Gli alunni hanno dimostrato davanti all’ampia platea quanto appreso, grazie alle lezioni effettuate due volte la settimana per sette mesi, recitando testi e poesie in albanese, conquistando la platea che ha ringraziato con grandi applausi.

La scuola, infatti, è rivolta ai bambini, ai ragazzini di seconda generazione, ed è nata per non far perdere la conoscenza della lingua, cosa che accade spesso, frequentando i bambini le scuole italiane e in qualche caso non praticando la lingua albanese in famiglia in modo costante.

Alla cerimonia erano presenti il presidente della associazione degli albanesi a San Benedetto del Tronto, Vasil Nushi, gli assessore Antonella Baiocchi e Filippo Olivieri e Don Gianni Croci.

Alla festa, sviluppata in allegria, e culminata con musica e balli tradizionali albanesi, insieme ai familiari dei bambini erano presenti, tra gli altri, amici vari, il Forum Donna Giovani Albanesi e alcuni componenti della squadra di football regionale.

Nel suo intervento Nushi ha illustrato il programma dell’associazione, che intende rafforzare i legami con la città della nutrita comunità albanese che vive in città, in molti casi da moltissimi anni.

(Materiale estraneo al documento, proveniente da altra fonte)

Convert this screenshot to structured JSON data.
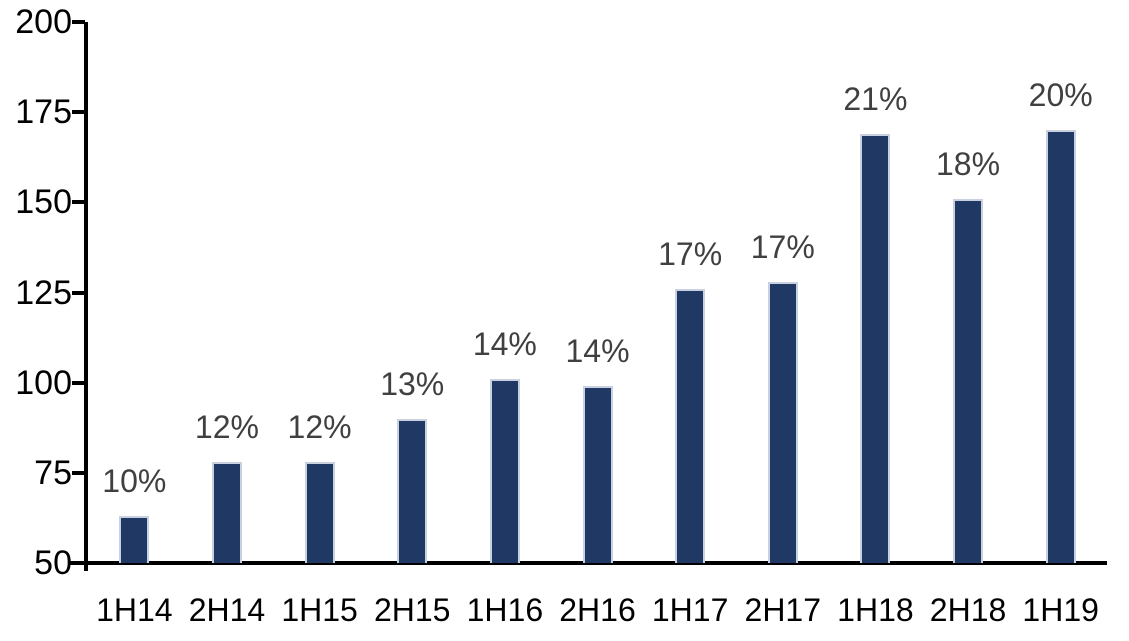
{
  "chart_data": {
    "type": "bar",
    "title": "",
    "xlabel": "",
    "ylabel": "",
    "categories": [
      "1H14",
      "2H14",
      "1H15",
      "2H15",
      "1H16",
      "2H16",
      "1H17",
      "2H17",
      "1H18",
      "2H18",
      "1H19"
    ],
    "series": [
      {
        "name": "value",
        "values": [
          63,
          78,
          78,
          90,
          101,
          99,
          126,
          128,
          169,
          151,
          170
        ]
      }
    ],
    "bar_labels": [
      "10%",
      "12%",
      "12%",
      "13%",
      "14%",
      "14%",
      "17%",
      "17%",
      "21%",
      "18%",
      "20%"
    ],
    "ylim": [
      50,
      200
    ],
    "yticks": [
      50,
      75,
      100,
      125,
      150,
      175,
      200
    ],
    "grid": false,
    "legend": null,
    "colors": {
      "bar": "#1f3864",
      "bar_border": "#c9d0df",
      "bar_label": "#404040",
      "axis": "#000000",
      "background": "#ffffff"
    }
  }
}
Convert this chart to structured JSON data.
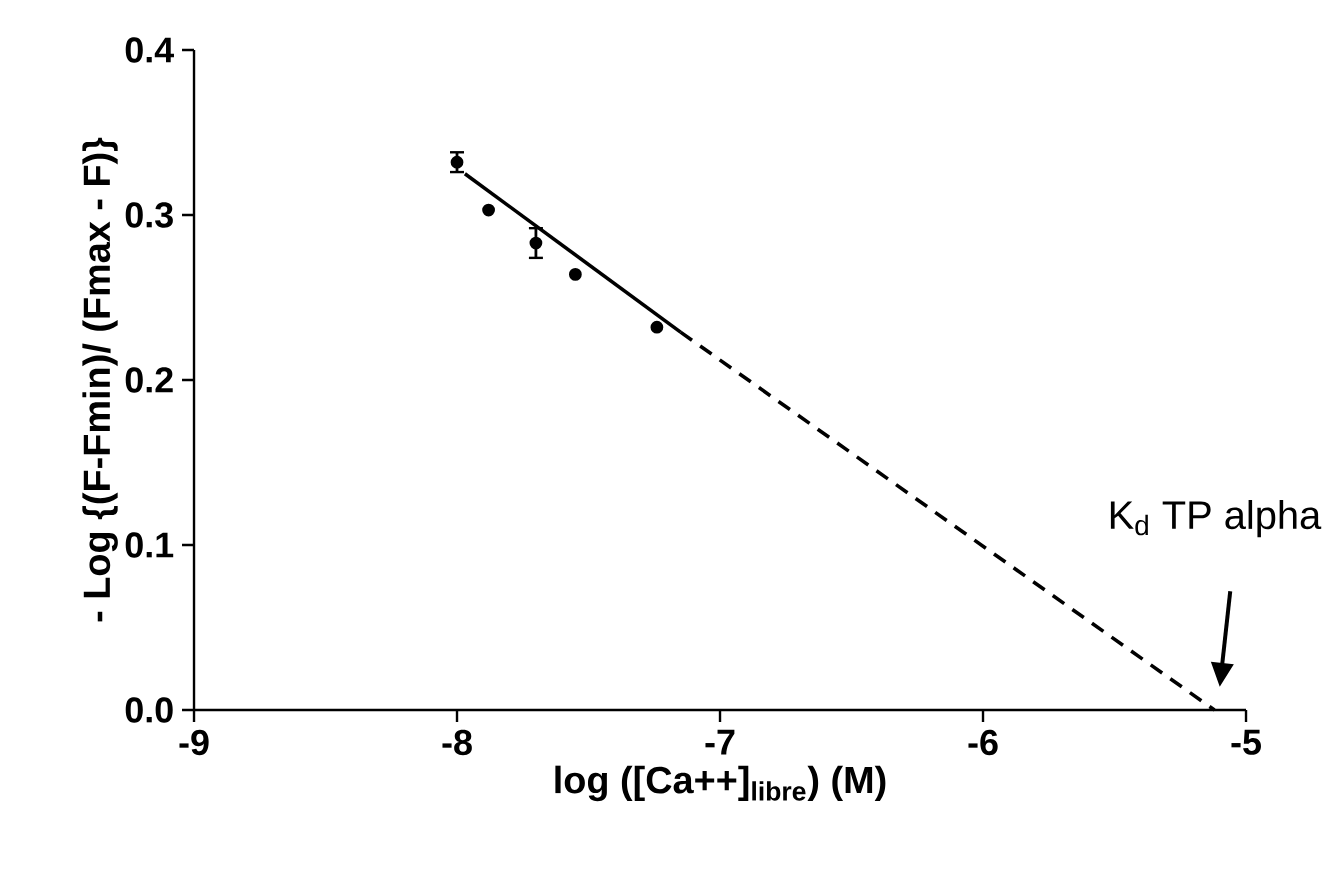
{
  "chart_data": {
    "type": "scatter",
    "xlabel": "log ([Ca++]$_{libre}$) (M)",
    "ylabel": "- Log {(F-Fmin)/ (Fmax - F)}",
    "xlim": [
      -9,
      -5
    ],
    "ylim": [
      0,
      0.4
    ],
    "xticks": [
      -9,
      -8,
      -7,
      -6,
      -5
    ],
    "yticks": [
      {
        "value": 0,
        "label": "0.0"
      },
      0.1,
      0.2,
      0.3,
      0.4
    ],
    "series": [
      {
        "color": "#000000",
        "x": [
          -8.0,
          -7.88,
          -7.7,
          -7.55,
          -7.24
        ],
        "values": [
          0.332,
          0.303,
          0.283,
          0.264,
          0.232
        ],
        "errors": [
          0.006,
          null,
          0.009,
          null,
          null
        ]
      },
      {
        "type": "line",
        "color": "#000000",
        "line_style": "solid",
        "x": [
          -7.97,
          -7.15
        ],
        "values": [
          0.325,
          0.229
        ]
      },
      {
        "type": "line",
        "color": "#000000",
        "line_style": "dashed",
        "x": [
          -7.15,
          -5.12
        ],
        "values": [
          0.229,
          0.0
        ]
      }
    ],
    "annotations": [
      "K$_{d}$ TP alpha"
    ],
    "grid": false
  }
}
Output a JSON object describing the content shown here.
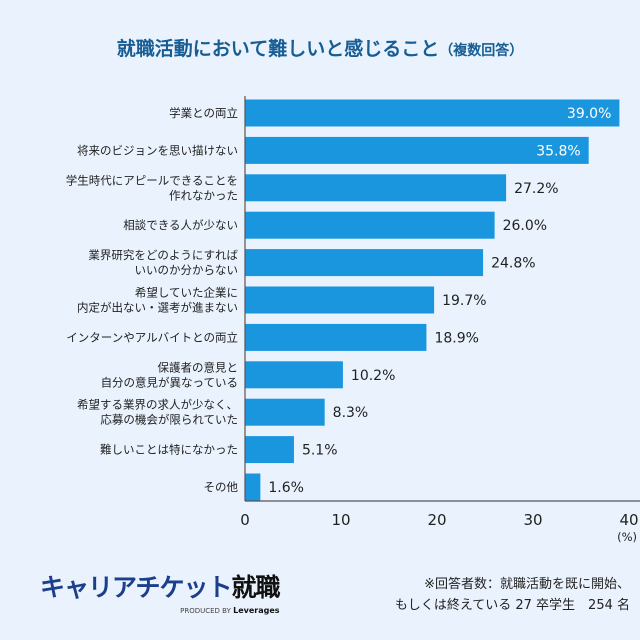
{
  "chart_data": {
    "type": "bar",
    "orientation": "horizontal",
    "title": "就職活動において難しいと感じること",
    "subtitle": "（複数回答）",
    "categories": [
      [
        "学業との両立"
      ],
      [
        "将来のビジョンを思い描けない"
      ],
      [
        "学生時代にアピールできることを",
        "作れなかった"
      ],
      [
        "相談できる人が少ない"
      ],
      [
        "業界研究をどのようにすれば",
        "いいのか分からない"
      ],
      [
        "希望していた企業に",
        "内定が出ない・選考が進まない"
      ],
      [
        "インターンやアルバイトとの両立"
      ],
      [
        "保護者の意見と",
        "自分の意見が異なっている"
      ],
      [
        "希望する業界の求人が少なく、",
        "応募の機会が限られていた"
      ],
      [
        "難しいことは特になかった"
      ],
      [
        "その他"
      ]
    ],
    "values": [
      39.0,
      35.8,
      27.2,
      26.0,
      24.8,
      19.7,
      18.9,
      10.2,
      8.3,
      5.1,
      1.6
    ],
    "value_labels": [
      "39.0%",
      "35.8%",
      "27.2%",
      "26.0%",
      "24.8%",
      "19.7%",
      "18.9%",
      "10.2%",
      "8.3%",
      "5.1%",
      "1.6%"
    ],
    "xlim": [
      0,
      40
    ],
    "xticks": [
      "0",
      "10",
      "20",
      "30",
      "40"
    ],
    "xunit": "(%)",
    "grid": false,
    "bar_color": "#1a96df"
  },
  "footer": {
    "logo_text": "キャリアチケット",
    "logo_text_bold": "就職",
    "produced_by": "PRODUCED BY",
    "brand": "Leverages",
    "note_line1": "※回答者数：就職活動を既に開始、",
    "note_line2": "もしくは終えている 27 卒学生　254 名"
  }
}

Sono cinquemila, gli albanesi nel territorio: mille a San Benedetto, gli ulteriori tra Centobuchi, Monsampolo del Tronto, Cupra Marittima e Martinsicuro.

L’assessore Baiocchi nel suo intervento ha ripercorso la recente conoscenza con il presidente Nushi,  “integrazione non vuol dire perdere se stessi, significa trovare una giusta armonia. Quando Nuschi mi ha cercata, è venuto in comune per chiedere aiuto, per cercare di non far perdere le tradizioni, di far frequentare lezioni di lingua ai ragazzini di seconda generazione, io mi sono attivata subito. Ho chiesto aiuto a Don Gianni Croci e grazie alla sua disponibilità siamo riusciti a trovare locali idonei per permettere la nascita della scuola, messi gentilmente a disposizione proprio da don Croci. Poi ho fatto conoscere l’assessore Olivieri e anche lui è stato generoso”.

Per l’assessore Olivieri “i ragazzi sono stati veramente bravi, nella loro esibizione, complimenti alle professoresse che hanno seguito questi studenti e in così pochi mesi e in tempi ridotti di lezione. Siete delle belle persone ed è bello esservi amici”.

Proprio all’hotel Parco dei Principi di Grottammare, a dicembre 2018 si era svolta la prima festa tradizionale della comunità.